According to a six-year-long study by the University of Southern California, Hispanics are highly underrepresented in top Hollywood movies and are more likely to show skin or don sexy attire in films than any other group.

The study, "Race/Ethnicity in 600 Popular Films: Examining On Screen Portrayals and Behind the Camera Diversity" was conducted by The Media, Diversity & Social Change Initiative of USC's Annenberg School for Communication and Journalism, a USC press release reports. The study examined over 25,000 characters with at least one line in all of the top-grossing films from 2007-2013.

Although 2013 was "a banner year for black characters," thanks to movies like "12 Years a Slave" and "The Butler," Stacy Smith, the study's lead author, MDSCI director and USC Annenberg professor, said there is still a lack of film diversity. A little over 74 percent of the characters in the study were portrayed by white actors; non-Hispanic whites represent 63 percent of the U.S. population.

"In reality, we saw no meaningful difference in the representation of characters from underrepresented backgrounds across the six years we studied," Smith said via the release.

The study found that Hispanics played a mere 4.9 percent of the characters studied, despite the group representing 16.3 of the U.S. population and 25 percent of movie ticket sales.

"Hispanics and Latinos are one of the fastest-growing groups in the U.S.," Marc Choueiti, one of the study's authors, said. "If popular films were the only way to gauge diversity, viewers would be completely unaware of this. Individuals from this group are almost invisible on screen."

In addition, the study found that Hispanic actresses were more likely than actresses from any other race to show nudity on the big screen.

"Hispanic females (37.5 percent) were more likely than females from all other races/ethnicities to be shown partially or fully naked on screen," the report said.

Male Hispanics were "the most likely to be shown in tight, alluring, or revealing clothing," at 16.5 percent, the study found.
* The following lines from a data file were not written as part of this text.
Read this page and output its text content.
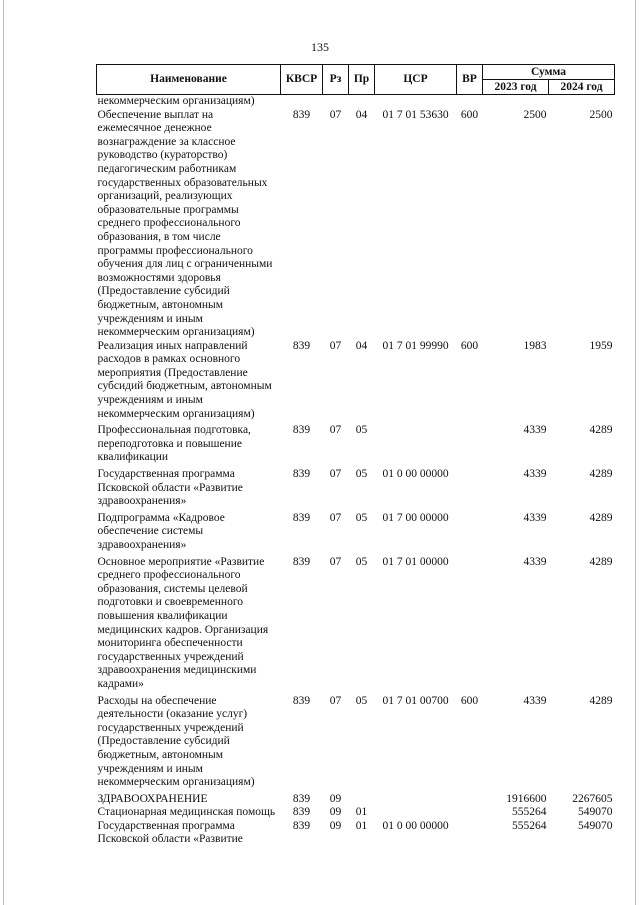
135
Наименование	КВСР	Рз	Пр	ЦСР	ВР	Сумма	
						2023 год	2024 год
некоммерческим организациям)							
Обеспечение выплат на ежемесячное денежное вознаграждение за классное руководство (кураторство) педагогическим работникам государственных образовательных организаций, реализующих образовательные программы среднего профессионального образования, в том числе программы профессионального обучения для лиц с ограниченными возможностями здоровья (Предоставление субсидий бюджетным, автономным учреждениям и иным некоммерческим организациям)	839	07	04	01 7 01 53630	600	2500	2500
Реализация иных направлений расходов в рамках основного мероприятия (Предоставление субсидий бюджетным, автономным учреждениям и иным некоммерческим организациям)	839	07	04	01 7 01 99990	600	1983	1959
Профессиональная подготовка, переподготовка и повышение квалификации	839	07	05			4339	4289
Государственная программа Псковской области «Развитие здравоохранения»	839	07	05	01 0 00 00000		4339	4289
Подпрограмма «Кадровое обеспечение системы здравоохранения»	839	07	05	01 7 00 00000		4339	4289
Основное мероприятие «Развитие среднего профессионального образования, системы целевой подготовки и своевременного повышения квалификации медицинских кадров. Организация мониторинга обеспеченности государственных учреждений здравоохранения медицинскими кадрами»	839	07	05	01 7 01 00000		4339	4289
Расходы на обеспечение деятельности (оказание услуг) государственных учреждений (Предоставление субсидий бюджетным, автономным учреждениям и иным некоммерческим организациям)	839	07	05	01 7 01 00700	600	4339	4289
ЗДРАВООХРАНЕНИЕ	839	09				1916600	2267605
Стационарная медицинская помощь	839	09	01			555264	549070
Государственная программа Псковской области «Развитие	839	09	01	01 0 00 00000		555264	549070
Blanca Valdez, head of a Los Angeles Hispanic casting agency, told The Associated Press that it's hard for Latinos to audition unless the role calls for "diversity" or a "multiethnic" actor. She has seen many Hispanics leave their last names out of their headshots. Still, Valdez is optimistic that studios will eventually "follow the money" and cater to the hand that feeds them.

"I hope this improvement continues because there's so much talent out there that doesn't get seen," she said.